A Note on Newly Planted Hardy’s Plants
If you’ve recently received plants from us, do water them in well on arrival and keep them watered until established — this is the one non-negotiable. If you’re not planting straight away, move the pots to a spot where they won’t be exposed to direct sun during the hottest part of the day, and somewhere reasonably sheltered — wind dries compost out surprisingly quickly. During spells of hot weather, water well each morning, but always check the compost first to make sure the plants actually need it before reaching for the can.
In the first season in the ground, water around the base of the plant until the soil is evenly moist to root depth — roughly 15cm down. A mulch of organic matter around the base will help the soil hold onto that moisture between waterings.

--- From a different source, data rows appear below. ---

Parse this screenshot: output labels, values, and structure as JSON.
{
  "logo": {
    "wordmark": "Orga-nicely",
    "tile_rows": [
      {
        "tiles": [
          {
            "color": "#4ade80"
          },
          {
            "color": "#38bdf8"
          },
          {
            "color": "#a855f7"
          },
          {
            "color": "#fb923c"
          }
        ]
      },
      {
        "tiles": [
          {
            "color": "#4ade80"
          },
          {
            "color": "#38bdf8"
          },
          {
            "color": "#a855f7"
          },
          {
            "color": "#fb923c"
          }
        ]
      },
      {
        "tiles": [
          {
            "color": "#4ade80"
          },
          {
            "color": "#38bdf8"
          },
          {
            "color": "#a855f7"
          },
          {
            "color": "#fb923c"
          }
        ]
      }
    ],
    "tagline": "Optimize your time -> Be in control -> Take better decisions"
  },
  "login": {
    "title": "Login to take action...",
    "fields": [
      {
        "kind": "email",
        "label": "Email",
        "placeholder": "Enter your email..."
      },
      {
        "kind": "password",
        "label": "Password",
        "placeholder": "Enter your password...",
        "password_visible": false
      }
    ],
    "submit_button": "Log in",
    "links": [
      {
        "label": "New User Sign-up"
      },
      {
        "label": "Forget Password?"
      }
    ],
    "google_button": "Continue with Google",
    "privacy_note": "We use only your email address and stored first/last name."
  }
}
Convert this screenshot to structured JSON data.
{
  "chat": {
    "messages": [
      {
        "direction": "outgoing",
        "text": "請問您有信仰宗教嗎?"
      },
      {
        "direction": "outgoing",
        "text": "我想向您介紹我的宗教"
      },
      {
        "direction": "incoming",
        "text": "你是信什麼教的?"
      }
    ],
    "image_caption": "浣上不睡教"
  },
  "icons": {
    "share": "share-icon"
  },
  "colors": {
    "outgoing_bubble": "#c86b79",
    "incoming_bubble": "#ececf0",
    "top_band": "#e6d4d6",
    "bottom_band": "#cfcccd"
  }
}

Once they’ve been in the ground for a full growing season, most of our perennials will be far more self-sufficient than you might expect. Established herbaceous perennials rarely need regular watering at all — which is, of course, rather the point.
The best gardens are not the ones that need the most water. They’re the ones planted with enough understanding of their conditions that they can largely look after themselves. A hosepipe ban is a nudge in that direction.
Frequently Asked Questions
How often does Southern Water implement a hosepipe ban?
Southern Water, which supplies Hampshire and the Isle of Wight, has implemented Temporary Use Bans four times in the last twenty years: in 2012 during a regional drought, in August 2022, from July to October 2025, and again from July 2026. Three bans in five years reflects the particular pressure on water resources in this part of the country — though the wider South East is also one of the hardest-hit regions in England for water scarcity.
Can I use a watering can during a hosepipe ban?
Yes. A hosepipe ban restricts the use of a hosepipe connected to the mains supply, but watering cans, buckets, and water from a water butt are all permitted. The use of greywater from baths, showers and washing up on ornamental plants is also actively encouraged by water companies.
Can I water newly planted plants during a hosepipe ban?
Yes — a watering can is all you need, and newly planted perennials should be your priority. Water around the base until the soil is moist to root depth (roughly 15cm), ideally in the early morning.
How do I know if my plant needs watering or is just suffering from heat stress?
Check the soil a few centimetres down before reaching for the can. If it’s still moist, the plant is likely wilting from heat rather than drought — it should recover by evening. True drought stress persists into the following morning and is accompanied by dry, curled or papery leaves.
What are the best plants for a garden that doesn’t need much watering?
Achillea, Eryngium, Gaillardia, Hylotelephium, Salvia, Stachys, Stipa, Pennisetum and Verbascum are all excellent choices for dry, sunny conditions. See our plant list above for more detail.